Tracking a student body
School supplies: Lined paper, No. 2 pencils and radio-frequency tracking chips.
Until someone offers a valid reason to tag schoolchildren with tracking microchips, this technology is better left for finding Fido once he jumps the backyard fence.
A San Antonio, Texas, school district has embedded locator chips into student ID badges to better police hallways. It now faces a legal challenge by fundamentalist Christians on a religious ground (the chips and cards are a sacrilegious “mark of the beast”). The American Civil Liberties Union also objects out of privacy concerns.



I take the point but when communities intent on saving money make high schools that contain 1500-2000 or so students, there has to be some mechanism for accounting for them besides paying people to monitor hallways, bathrooms, parking lots and the entire campus. I am not nearly as upset about this as some want us to be. I see a purpose and a need in many schools.

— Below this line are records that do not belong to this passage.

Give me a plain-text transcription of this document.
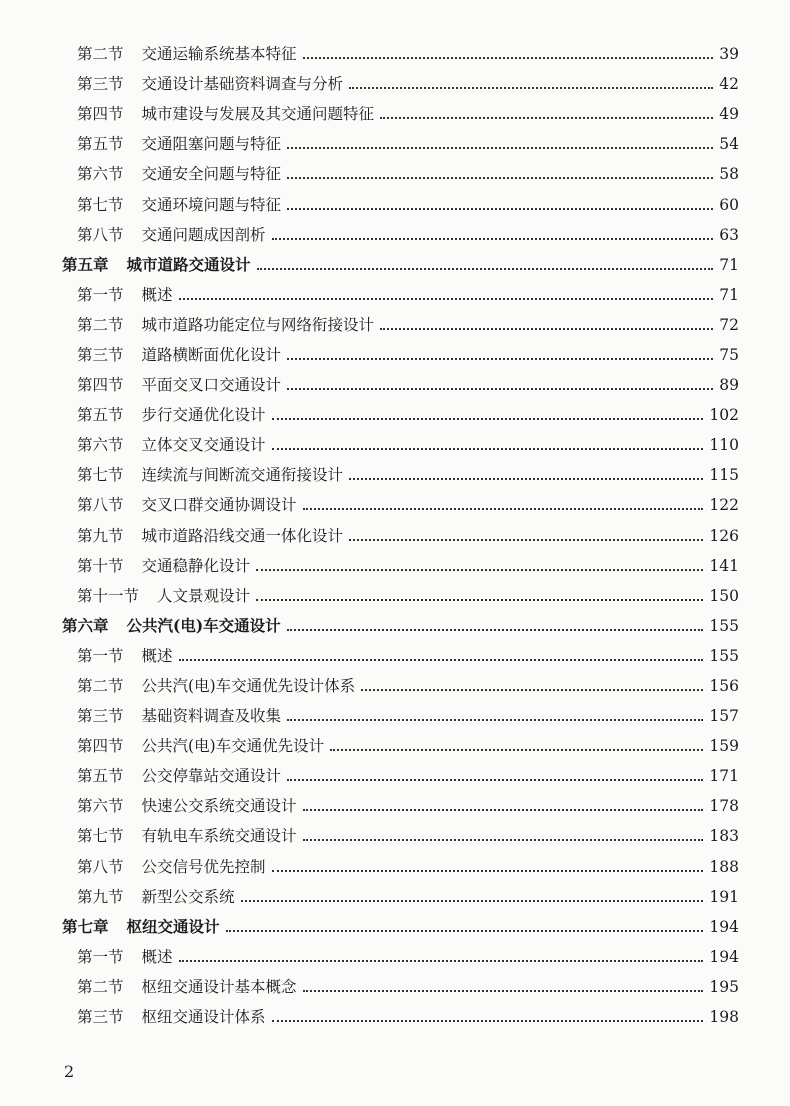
第二节 交通运输系统基本特征	39
第三节 交通设计基础资料调查与分析	42
第四节 城市建设与发展及其交通问题特征	49
第五节 交通阻塞问题与特征	54
第六节 交通安全问题与特征	58
第七节 交通环境问题与特征	60
第八节 交通问题成因剖析	63
第五章 城市道路交通设计	71
第一节 概述	71
第二节 城市道路功能定位与网络衔接设计	72
第三节 道路横断面优化设计	75
第四节 平面交叉口交通设计	89
第五节 步行交通优化设计	102
第六节 立体交叉交通设计	110
第七节 连续流与间断流交通衔接设计	115
第八节 交叉口群交通协调设计	122
第九节 城市道路沿线交通一体化设计	126
第十节 交通稳静化设计	141
第十一节 人文景观设计	150
第六章 公共汽(电)车交通设计	155
第一节 概述	155
第二节 公共汽(电)车交通优先设计体系	156
第三节 基础资料调查及收集	157
第四节 公共汽(电)车交通优先设计	159
第五节 公交停靠站交通设计	171
第六节 快速公交系统交通设计	178
第七节 有轨电车系统交通设计	183
第八节 公交信号优先控制	188
第九节 新型公交系统	191
第七章 枢纽交通设计	194
第一节 概述	194
第二节 枢纽交通设计基本概念	195
第三节 枢纽交通设计体系	198
2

Sandi, one problem I see with this is the student “forgetting” their badge in home room, etc.
Compliance could be a problem.
I don’t doubt that it will be as inefficient and unreliable as any other system, I just see where the schools are coming from in trying it.
Very much aware of the “slippery slope” concern…and not meaning to denigrate the civil/personal/Constitutional concerns/rights of (especially public) “students” vesus citizens generally….the key issue to me is that (if) the technology is only used within the school “campus”/grounds, etc. And only during school hours.